Джером К. Джером
© Перевод Д. Бродский
Привязан утлый челн к чернеющей коряге.
Промокли сухари, и сахар слипся в ком,
И, как осенний куст под бурей и дождем,
Уныло сгорбились заядлые бродяги.
Но не беда, друзья! Глоток-другой из фляги
Да парочка острот — и легче мы вздохнем,
И пусть Монморанси завыл глухим баском,
Нам высший разум дан, чтоб не терять отваги.
Не взяли в дальний путь с собой мы лишку впрок:
Тючок провизии, питье да табачок,
Да книжиц несколько, да нас — без фокса — трое…
А наше — всё вокруг: деревья, и вода,
И блеск, и всплески волн, и, словно глыбы льда,
Громады облаков над чащею сырою.
<1925>
89. «По мосту над темною водою…»
© Перевод В. Звягинцева
По мосту над темною водою
Ты брела.
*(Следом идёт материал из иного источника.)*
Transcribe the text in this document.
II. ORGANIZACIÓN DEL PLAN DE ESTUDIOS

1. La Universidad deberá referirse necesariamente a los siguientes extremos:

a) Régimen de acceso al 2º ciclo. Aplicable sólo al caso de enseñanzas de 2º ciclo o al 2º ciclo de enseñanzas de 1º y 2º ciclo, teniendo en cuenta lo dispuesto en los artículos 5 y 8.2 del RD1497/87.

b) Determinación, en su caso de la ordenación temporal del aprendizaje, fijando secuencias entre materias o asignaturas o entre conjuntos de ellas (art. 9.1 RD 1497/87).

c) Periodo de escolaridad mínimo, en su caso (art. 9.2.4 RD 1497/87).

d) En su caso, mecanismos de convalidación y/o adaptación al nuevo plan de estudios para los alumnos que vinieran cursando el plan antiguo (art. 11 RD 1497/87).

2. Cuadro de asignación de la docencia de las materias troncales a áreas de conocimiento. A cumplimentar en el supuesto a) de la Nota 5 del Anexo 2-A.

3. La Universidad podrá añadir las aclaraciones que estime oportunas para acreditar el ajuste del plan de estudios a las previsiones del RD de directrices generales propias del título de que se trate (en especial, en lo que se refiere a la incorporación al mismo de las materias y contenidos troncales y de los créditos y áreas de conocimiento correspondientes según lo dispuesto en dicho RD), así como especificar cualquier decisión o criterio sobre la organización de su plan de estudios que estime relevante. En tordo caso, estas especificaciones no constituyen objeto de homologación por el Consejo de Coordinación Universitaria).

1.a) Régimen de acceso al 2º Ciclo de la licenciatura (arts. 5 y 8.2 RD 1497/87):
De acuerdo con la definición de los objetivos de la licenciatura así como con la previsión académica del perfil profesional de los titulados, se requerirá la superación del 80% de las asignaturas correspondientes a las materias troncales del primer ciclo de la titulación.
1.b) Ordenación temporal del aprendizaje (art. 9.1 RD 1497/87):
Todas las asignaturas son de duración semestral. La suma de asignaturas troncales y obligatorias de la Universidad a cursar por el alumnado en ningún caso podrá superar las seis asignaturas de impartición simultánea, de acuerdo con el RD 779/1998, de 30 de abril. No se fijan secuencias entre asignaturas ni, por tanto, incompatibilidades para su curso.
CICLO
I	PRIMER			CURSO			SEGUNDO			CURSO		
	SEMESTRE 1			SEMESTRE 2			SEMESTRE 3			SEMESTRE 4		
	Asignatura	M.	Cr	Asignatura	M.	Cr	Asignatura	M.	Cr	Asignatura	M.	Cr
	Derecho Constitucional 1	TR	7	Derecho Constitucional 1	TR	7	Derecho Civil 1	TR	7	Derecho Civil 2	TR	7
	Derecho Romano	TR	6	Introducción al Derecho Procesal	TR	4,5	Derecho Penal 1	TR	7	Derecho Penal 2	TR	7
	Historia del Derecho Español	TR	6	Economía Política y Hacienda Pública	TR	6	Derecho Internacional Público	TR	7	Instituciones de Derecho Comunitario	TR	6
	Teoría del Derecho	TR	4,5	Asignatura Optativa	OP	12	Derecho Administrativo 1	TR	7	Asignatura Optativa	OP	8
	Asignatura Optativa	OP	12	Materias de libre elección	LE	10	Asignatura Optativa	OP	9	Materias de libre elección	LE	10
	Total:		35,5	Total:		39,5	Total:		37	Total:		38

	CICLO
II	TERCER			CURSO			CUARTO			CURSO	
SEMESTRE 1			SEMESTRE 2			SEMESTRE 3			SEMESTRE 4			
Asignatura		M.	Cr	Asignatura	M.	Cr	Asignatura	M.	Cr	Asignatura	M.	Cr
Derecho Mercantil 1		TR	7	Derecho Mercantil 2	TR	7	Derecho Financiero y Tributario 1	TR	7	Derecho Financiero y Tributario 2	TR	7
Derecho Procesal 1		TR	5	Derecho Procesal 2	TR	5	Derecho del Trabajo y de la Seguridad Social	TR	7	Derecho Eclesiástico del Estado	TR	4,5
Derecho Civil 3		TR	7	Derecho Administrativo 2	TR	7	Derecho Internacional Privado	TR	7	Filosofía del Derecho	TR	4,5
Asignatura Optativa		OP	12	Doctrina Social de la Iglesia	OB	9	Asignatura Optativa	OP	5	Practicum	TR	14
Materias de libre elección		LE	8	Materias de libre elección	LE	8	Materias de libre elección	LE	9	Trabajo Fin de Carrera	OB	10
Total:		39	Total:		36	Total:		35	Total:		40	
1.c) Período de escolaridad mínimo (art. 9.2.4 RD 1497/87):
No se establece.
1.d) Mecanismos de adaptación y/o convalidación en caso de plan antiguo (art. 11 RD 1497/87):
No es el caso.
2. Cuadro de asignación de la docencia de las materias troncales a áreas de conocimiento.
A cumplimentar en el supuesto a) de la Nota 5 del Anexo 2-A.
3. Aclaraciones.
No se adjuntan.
Летел сырой снежок.
Веяло от легких верб весною,
Ветер дул в свой жалобный рожок.
Был в глазах, как две свечи горящих,
Жар нечеловеческой тоски,
А следы шагов, совсем ребячьих,
На снегу подтаявшем легки.
Спутанная прядка выбивалась,
Плакал белый твой платок во мгле, —
То снежинка таяла, казалось,
Таяла снежинка на земле.
<1925>
90. «Когда, с зарею, бригантину…»
© Перевод Б. Турганов
Когда, с зарею, бригантину
Волна качнет,
Красотку юную покинув,
Моряк уйдет.
Взовьется парус, крикнет птица,
Мелькнет стремглав…
Тогда слезой осеребрится
Ее рукав.
Есть край иной, иные травы,
Есть мир иной.
Он с ними встретится — кудрявый
И молодой.
С иной прелестницей кручину
Развеет он,
Когда под вечер бригантину
Примчит муссон.
<1925>
91. КИТАЕВ
© Перевод И. Поступальский
Он рукавом развеял тучи,
Поднявшись волнами вершин,
Китаев сладкий и певучий,
Благоуханный сельный крин.
Сквозь запах ладана тяжелый,
Сквозь мрак свечи и клобука,
Как взоры грешницы веселой,
Смеются годы и века.
Пусть, полный плача и обиды,
Несется колокольный зык,
Пусть у Евстафия Плакиды
Окаменел суровый лик,
Пусть богомольцы неустанны
У перепуганных икон,
Пусть предрекает Первозванный
Царей, князей, корону, трон, —
Уже с клюкою пилигрима
В другие села и сады
Направлен шаг неутомимый
Григория Сковороды.
<1925>
92. «Я утомился от раскрашенных…»
© Перевод А. Бондаревский
Я утомился от раскрашенных,
От хитро выдуманных слов, —
А верба серьгами украшена,
И посинел пруда покров.
Пускай я счастья не нашел того —
Его весна несет, стройна,
И держит свечку воска желтого
В руке узорчатой она.
Пусть оснежённой, рыхлой лапою
Зима на землю налегла, —
А свечка капает и капает
Над грустью белого села.
<1925>
93. ПАМЯТИ ДЯДЮШКИ МОЕГО КУЗЬМЫ ЧУПРИНЫ
© Перевод Д. Бродский
Я помню: полкопны обмолотить, бывало,
В подшитых валенках, служивших уж немало,
Ты по зазимку шел, налипшему вдоль троп.
И ровным золотом стелился тяжкий сноп,
И желтый цеп мелькал, как молния кривая,
В тиши серебряной удары отбивая.
Минута отдыха, цигарки синий дым,
Звон снегирей… — Ушло, как не был и живым!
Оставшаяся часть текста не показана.